Herald’s demise a sign of the times?
No newspaper can, or should ever, herald the demise of another. After all, ‘same knife stick, sheep stick goat’.
The disappearance from print of the Sunday Herald is, perhaps, a sign of the times. Casualties from the 1990s explosion of news media outlets, especially in the electronic arena, were always on the card. That more casualties have not reached the media cemetery is itself an untold story in what is a communication media jungle out there, complicated by the equally awesome explosion of social media.
The Observer’s own surge forward, in 18 years – a mere ripple in the ocean of time – compared with a formidable competitor of almost two hundred years old, provides lessons in newspaper survival. By the time the Observer is 200 years old, Jamaicans will be referring to newspapers as ‘Observer’, even if we do say so ourself.
But one has to be realistic, or foolhardy not to, acknowledge that the Observer of 200 years old is more likely to be online, than in print. It is going to take a while yet before this happens. And it is likely that at its current pace, the Observer in print will dominate the Jamaican market before it gives way to an exclusive online existence. Internet penetration has lot of catching up to do, even with the assistance of cellphones. Readers and advertisers, therefore, will still value the long shelf life of the news, especially in tabloid form.
Financial difficulties have forced the Herald exclusively online well before the time. They have not said it but one wonders what has gone wrong with its printing arrangement with the Gleaner Company.
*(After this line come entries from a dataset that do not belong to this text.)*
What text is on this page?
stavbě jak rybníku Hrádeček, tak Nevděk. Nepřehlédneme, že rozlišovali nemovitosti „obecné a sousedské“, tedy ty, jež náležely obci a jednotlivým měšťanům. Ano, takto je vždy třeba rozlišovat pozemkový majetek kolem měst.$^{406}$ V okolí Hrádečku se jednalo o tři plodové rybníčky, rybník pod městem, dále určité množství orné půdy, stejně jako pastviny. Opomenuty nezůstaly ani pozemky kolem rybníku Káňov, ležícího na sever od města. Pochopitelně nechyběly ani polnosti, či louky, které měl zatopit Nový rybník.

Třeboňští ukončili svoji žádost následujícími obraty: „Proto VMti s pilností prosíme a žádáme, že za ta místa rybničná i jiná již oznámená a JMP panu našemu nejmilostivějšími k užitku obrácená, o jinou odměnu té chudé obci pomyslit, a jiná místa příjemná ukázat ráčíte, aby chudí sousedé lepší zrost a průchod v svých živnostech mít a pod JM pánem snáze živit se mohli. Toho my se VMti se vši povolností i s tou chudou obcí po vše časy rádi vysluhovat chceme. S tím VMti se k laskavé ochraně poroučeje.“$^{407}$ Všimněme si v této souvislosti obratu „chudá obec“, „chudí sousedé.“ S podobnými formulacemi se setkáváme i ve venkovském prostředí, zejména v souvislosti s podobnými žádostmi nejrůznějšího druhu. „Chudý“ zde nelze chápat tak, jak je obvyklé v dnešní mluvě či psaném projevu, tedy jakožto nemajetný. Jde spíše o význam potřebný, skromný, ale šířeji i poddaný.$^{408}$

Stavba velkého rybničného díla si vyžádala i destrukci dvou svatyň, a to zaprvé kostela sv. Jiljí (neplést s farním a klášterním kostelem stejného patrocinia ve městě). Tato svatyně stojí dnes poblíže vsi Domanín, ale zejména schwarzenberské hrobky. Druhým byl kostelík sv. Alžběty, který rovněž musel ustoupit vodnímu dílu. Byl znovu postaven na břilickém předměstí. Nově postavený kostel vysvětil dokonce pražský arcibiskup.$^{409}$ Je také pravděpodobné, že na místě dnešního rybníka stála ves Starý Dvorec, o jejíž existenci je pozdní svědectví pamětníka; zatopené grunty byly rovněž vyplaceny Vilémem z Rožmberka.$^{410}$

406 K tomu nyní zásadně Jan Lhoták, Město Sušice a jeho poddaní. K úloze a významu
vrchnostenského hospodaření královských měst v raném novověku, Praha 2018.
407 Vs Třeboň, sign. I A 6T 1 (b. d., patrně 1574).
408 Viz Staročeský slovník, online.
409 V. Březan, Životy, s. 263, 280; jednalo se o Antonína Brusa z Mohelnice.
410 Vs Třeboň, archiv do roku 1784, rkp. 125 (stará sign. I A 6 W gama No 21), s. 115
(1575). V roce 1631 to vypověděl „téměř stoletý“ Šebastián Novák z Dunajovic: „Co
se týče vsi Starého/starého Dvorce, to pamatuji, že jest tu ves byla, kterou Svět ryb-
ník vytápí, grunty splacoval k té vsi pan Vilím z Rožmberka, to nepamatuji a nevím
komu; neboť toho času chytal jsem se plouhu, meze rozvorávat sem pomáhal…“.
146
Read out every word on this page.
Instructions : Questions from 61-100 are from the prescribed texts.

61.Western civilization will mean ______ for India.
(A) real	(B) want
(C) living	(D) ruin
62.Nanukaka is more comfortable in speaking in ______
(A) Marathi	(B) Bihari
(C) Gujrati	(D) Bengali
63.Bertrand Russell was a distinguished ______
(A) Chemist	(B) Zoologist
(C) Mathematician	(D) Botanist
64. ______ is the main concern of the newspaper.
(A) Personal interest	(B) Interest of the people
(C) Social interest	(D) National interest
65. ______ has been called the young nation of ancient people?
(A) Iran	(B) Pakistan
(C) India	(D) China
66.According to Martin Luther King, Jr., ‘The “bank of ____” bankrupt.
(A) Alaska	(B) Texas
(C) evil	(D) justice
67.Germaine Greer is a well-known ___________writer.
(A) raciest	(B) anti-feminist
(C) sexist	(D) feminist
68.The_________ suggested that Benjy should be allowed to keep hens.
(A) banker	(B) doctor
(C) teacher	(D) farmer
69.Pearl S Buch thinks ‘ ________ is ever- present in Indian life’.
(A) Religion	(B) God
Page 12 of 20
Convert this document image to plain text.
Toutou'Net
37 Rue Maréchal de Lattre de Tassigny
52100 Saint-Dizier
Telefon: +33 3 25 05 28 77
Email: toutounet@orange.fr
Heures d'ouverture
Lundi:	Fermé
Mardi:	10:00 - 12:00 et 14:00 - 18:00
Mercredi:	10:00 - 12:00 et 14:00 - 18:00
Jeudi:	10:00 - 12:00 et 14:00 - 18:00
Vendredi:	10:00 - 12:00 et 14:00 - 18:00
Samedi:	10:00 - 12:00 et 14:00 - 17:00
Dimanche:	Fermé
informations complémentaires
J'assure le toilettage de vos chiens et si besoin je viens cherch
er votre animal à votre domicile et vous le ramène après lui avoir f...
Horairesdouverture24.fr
That, of course, was always a curiosity. The Herald was in competition, certainly with the Sunday Gleaner, as it was with the Sunday Observer. It must have swallowed a lot of spit and bit its lip hard to ask its competitor to be responsible for its printing and distribution. Yet, even that could not save the Herald in print.
The deeper analysis might well show that the direction of the weekly in recent times might have contributed to is demise. Its decided swing to party politics, while providing some sensational stories based on strategically placed leaks, would have caused readers to be wary of the sting in the tail. Readers don’t like a captive medium.
Suggestions that the newspaper was making waves in the media industry are not supported by any numbers. Even if the publication did not have access to the corporate movers and shakers, as one analyst claims, if its product was really good, its readership should ensure its survival.
In a strange way, the Herald was an example of ‘wha gaawn bad a mawnin caan come good a evenin’. It has its antecedents in Mark Ricketts’ ill-fated ideas as the Jamaica Record; that gave way to the daily Jamaica Herald; and out of those ashes finally the weekly Sunday Herald.
As the Sunday Herald, the paper had bright hopes of becoming the first successful journalist-owned publication in Jamaica, before that too evaporated. The subsequent change to political ownership marked a desperate attempt to stay alive, bereft of the dream that fired the breasts of Cliff Hughes, Franklin McKnight and Christene King, among others. It was pure opportunism. And it was bound to fail.
The rest of us had better learn to ‘tek sleep mark death’.